Friday, September 13, 2013

just try to understand, I've given all I can

Closing time. That's what it has felt like recently. Not insofar as this blog goes, though I know it's mostly dormant these days. It's not a particularly deep song, but those lyrics have lodged into my head because they're apt right now- you don't have to go home but you can't stay here.

I've been trying to get my head right about leaving this part of the country, because the chances are astronomically high that I will no longer be a resident of this golden state for much longer. If this were the best of all possible worlds, then I'd live in the Bay Area, and live affordably there on the meager salary of a fellow, and be in a decent program training. But life gets complicated, the more you want, the more your heart is set on something.

Sometimes I think that love is a test. And that applies to love of work too, especially for me, because work and life are tied inextricably together for me. Don't ask me to be exuberant if work is going poorly, I can't do it, and I'm not sorry about that. Sometimes, I worry that some physicians don't take their job personally enough. But anyway, these choices end up being made. Really, you love this? Do you love it enough to leave the part of the country where you dreamed about living?

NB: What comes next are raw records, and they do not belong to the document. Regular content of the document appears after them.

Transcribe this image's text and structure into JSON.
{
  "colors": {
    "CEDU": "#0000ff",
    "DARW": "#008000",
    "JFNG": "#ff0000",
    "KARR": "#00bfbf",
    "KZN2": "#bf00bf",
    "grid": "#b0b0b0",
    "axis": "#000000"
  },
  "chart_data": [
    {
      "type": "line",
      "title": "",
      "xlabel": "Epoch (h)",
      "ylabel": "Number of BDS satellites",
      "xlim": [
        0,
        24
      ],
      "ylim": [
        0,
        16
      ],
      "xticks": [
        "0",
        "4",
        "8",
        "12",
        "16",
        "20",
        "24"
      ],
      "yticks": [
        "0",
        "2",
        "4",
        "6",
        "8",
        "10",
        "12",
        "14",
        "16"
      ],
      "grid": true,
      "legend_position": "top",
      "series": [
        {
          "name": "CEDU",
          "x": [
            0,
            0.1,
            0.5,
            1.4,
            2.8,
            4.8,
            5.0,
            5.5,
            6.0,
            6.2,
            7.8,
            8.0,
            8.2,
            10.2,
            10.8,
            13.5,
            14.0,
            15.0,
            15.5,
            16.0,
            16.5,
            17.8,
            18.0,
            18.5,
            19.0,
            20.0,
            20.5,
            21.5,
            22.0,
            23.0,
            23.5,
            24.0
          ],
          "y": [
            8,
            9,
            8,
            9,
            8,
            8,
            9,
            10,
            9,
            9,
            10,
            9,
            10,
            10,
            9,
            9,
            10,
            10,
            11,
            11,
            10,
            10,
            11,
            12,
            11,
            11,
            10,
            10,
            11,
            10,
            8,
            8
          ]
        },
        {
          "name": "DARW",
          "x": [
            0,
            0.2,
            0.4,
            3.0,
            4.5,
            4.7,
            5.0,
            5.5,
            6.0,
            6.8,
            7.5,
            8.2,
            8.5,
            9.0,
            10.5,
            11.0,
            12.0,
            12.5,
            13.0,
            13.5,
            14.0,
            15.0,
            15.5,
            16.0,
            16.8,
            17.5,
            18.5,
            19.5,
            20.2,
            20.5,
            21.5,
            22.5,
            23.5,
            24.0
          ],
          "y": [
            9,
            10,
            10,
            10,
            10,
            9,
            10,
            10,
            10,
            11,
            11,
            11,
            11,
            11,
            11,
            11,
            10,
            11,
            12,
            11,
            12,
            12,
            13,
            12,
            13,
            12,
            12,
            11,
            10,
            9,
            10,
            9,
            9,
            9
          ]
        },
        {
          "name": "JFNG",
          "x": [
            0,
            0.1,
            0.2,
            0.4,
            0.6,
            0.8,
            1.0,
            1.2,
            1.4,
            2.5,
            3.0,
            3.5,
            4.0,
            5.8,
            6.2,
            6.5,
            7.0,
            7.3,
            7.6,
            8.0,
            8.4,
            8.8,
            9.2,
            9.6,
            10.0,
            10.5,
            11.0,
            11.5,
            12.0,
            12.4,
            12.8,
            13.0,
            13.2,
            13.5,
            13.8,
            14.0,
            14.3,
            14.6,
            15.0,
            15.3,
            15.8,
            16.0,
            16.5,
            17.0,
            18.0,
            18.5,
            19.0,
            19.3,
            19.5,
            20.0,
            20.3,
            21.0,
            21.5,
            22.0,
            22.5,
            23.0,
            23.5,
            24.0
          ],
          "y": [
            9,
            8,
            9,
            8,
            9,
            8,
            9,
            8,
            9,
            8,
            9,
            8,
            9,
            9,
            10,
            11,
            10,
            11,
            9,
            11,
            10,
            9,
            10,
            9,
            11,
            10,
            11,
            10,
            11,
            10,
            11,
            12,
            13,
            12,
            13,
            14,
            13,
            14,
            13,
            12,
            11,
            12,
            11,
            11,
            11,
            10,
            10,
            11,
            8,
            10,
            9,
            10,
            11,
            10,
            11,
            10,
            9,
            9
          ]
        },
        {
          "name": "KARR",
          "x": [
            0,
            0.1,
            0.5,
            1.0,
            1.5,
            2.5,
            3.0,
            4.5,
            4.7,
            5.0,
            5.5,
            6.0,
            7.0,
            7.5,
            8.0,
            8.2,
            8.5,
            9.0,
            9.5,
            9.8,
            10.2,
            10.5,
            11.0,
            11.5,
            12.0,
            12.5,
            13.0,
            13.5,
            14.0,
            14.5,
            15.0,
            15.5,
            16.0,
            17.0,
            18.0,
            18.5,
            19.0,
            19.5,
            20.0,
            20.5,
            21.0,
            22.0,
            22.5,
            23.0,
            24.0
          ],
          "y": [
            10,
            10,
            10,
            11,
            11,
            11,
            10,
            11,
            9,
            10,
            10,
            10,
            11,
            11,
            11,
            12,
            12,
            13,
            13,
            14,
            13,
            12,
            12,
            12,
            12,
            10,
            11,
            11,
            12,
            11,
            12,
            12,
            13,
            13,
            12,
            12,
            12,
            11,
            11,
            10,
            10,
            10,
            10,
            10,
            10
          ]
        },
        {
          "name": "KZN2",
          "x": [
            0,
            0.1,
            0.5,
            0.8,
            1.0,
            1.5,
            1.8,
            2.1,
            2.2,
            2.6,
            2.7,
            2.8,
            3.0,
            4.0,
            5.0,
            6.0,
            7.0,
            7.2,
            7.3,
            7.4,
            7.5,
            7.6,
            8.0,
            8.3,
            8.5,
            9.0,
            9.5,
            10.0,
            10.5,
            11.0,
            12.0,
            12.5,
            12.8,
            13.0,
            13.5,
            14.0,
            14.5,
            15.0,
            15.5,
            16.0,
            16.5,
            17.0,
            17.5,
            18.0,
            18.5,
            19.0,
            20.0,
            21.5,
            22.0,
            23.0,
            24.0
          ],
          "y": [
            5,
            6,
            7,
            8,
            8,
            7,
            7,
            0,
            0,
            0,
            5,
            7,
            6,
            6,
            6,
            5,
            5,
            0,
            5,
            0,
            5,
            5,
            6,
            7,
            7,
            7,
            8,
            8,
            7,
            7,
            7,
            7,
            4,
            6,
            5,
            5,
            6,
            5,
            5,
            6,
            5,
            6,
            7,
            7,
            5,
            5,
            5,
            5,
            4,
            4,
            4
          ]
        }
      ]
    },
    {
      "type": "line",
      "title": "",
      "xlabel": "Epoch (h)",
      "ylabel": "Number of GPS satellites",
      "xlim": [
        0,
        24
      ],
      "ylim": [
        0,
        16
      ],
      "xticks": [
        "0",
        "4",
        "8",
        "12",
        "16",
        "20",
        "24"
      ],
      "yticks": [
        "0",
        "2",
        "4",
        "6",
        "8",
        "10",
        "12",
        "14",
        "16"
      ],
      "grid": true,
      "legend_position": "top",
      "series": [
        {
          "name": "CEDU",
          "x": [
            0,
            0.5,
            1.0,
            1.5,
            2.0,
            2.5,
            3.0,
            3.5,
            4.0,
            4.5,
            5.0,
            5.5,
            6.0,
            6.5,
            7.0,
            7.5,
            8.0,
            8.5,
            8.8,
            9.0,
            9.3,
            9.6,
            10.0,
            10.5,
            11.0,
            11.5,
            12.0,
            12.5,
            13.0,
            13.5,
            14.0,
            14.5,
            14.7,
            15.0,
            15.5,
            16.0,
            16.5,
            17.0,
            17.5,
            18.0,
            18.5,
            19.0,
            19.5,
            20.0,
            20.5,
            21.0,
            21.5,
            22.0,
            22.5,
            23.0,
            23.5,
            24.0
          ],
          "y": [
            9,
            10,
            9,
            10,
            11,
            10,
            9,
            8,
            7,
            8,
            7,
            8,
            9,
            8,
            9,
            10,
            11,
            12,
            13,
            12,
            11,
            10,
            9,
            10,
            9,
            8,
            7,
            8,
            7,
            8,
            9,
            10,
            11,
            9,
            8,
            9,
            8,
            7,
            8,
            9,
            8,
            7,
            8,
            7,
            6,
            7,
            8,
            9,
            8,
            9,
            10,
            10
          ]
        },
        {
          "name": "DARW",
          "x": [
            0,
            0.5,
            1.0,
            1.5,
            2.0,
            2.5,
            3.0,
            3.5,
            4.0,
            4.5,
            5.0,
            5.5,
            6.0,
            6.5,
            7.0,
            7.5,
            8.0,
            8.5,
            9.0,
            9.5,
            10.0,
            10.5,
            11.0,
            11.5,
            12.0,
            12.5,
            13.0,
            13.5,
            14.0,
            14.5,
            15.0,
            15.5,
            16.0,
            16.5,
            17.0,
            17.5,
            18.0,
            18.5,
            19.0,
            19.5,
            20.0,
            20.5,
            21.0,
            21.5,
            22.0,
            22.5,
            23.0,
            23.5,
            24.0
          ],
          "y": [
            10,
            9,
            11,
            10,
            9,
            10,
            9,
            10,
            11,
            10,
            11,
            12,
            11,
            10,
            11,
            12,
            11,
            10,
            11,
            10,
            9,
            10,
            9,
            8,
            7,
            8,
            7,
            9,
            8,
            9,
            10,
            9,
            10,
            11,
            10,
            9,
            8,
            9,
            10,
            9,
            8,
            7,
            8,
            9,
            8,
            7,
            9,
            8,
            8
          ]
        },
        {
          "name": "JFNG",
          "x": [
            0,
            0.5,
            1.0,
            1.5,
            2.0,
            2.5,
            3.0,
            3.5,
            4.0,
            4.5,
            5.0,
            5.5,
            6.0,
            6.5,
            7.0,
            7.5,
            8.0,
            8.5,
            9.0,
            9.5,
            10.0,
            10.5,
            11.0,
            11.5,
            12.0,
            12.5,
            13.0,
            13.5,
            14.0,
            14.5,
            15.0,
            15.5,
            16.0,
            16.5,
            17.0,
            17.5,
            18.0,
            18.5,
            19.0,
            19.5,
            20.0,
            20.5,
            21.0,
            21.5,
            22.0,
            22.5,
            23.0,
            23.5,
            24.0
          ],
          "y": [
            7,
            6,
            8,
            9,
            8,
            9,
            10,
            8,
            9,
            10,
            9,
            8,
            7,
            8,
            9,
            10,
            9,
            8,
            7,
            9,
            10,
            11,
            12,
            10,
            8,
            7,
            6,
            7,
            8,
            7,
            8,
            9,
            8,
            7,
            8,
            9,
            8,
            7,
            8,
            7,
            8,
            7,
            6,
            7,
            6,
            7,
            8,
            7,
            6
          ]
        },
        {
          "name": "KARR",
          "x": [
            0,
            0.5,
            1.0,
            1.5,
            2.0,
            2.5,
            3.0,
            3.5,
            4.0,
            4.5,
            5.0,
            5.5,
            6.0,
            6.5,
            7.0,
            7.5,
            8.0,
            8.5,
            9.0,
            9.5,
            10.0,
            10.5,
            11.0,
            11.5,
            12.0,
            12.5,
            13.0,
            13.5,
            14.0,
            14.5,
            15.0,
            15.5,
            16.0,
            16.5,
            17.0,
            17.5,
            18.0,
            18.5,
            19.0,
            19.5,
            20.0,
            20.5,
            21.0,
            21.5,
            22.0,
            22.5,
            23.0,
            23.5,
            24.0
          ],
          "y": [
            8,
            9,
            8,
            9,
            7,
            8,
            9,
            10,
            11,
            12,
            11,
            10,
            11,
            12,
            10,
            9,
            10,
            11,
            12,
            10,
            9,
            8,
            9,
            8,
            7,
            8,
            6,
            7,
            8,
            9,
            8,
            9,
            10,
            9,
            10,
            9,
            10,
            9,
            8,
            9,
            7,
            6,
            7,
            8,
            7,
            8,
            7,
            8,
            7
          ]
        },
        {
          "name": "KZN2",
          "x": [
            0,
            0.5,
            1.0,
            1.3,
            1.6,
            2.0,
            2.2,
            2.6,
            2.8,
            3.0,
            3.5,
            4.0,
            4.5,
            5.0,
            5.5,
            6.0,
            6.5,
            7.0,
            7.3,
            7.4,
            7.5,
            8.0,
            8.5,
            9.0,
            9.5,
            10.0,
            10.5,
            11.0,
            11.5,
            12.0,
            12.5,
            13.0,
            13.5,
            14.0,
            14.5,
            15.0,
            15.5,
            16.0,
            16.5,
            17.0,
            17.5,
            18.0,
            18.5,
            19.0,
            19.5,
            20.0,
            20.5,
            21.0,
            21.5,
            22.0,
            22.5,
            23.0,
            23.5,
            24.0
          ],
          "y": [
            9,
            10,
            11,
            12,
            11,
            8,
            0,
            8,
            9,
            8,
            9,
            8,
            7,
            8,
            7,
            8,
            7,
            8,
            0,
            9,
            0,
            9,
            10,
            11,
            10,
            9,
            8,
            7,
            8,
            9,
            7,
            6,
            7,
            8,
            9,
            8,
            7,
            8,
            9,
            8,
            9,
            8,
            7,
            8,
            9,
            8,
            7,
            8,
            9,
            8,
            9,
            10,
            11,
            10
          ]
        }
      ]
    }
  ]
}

Once, the bro-seph and I were standing on the rooftop of a party in the Mission. It was clear and sunny and from that height, we could see across the city. I was floating. I gestured around and half-joked to my brother: "I think we've reached the promise land!" It did feel that way.

But it's weird. First of all, San Francisco doesn't make me feel that way anymore, I am sad to report. It's become not unlike New York in some ways. Beautiful, indisputably. And I will always hold it dear. But it's become a place exclusively for the have's of this world, and I find it hard to relate to places like that past a certain point. Moreover, though, San Francisco made some things plain for me.

I stood on that rooftop and I made that proclamation, but there was still a yearning in my heart. There was still more that I wanted, something I was searching for, and that something means I might have to move far, far away. And I wonder if all of this, everything that has happened to this point, has been a preparation for this next move.

None of it really matters. We like to think we have some control, we like to prepare, we like to think we've learned so much and are so world-wise. But in the end, change comes one way or the other and it doesn't really care whether you're ready for it or not. I'm just trying to remember that I've watched my life change numerous times, some by my choosing, some not so much, and it hasn't beaten me down yet.

But there are scenarios I would prefer, and I'm trying to convince myself to dream.


In other, more musical news, two Border Lines have earwormed me recently. The first is courtesy of a very funny episode of The Mindy Project. Yes, when I first heard it, I had a major nostalgia overload, but the Flaming Lips and company really prove that covers can reinterpret things in ways that are welcome.

The second Border Line, of course, is the new single by Goldspot. These lyrics really feel like the best ones the band have written to date. And even if some of their songs sound like cousins of each other, Goldspot has a distinct sound, one that tells you they're not afraid to incorporate Indian influence into their music but also that it's really woven into their fabric, not a device used for the purpose of kitsch.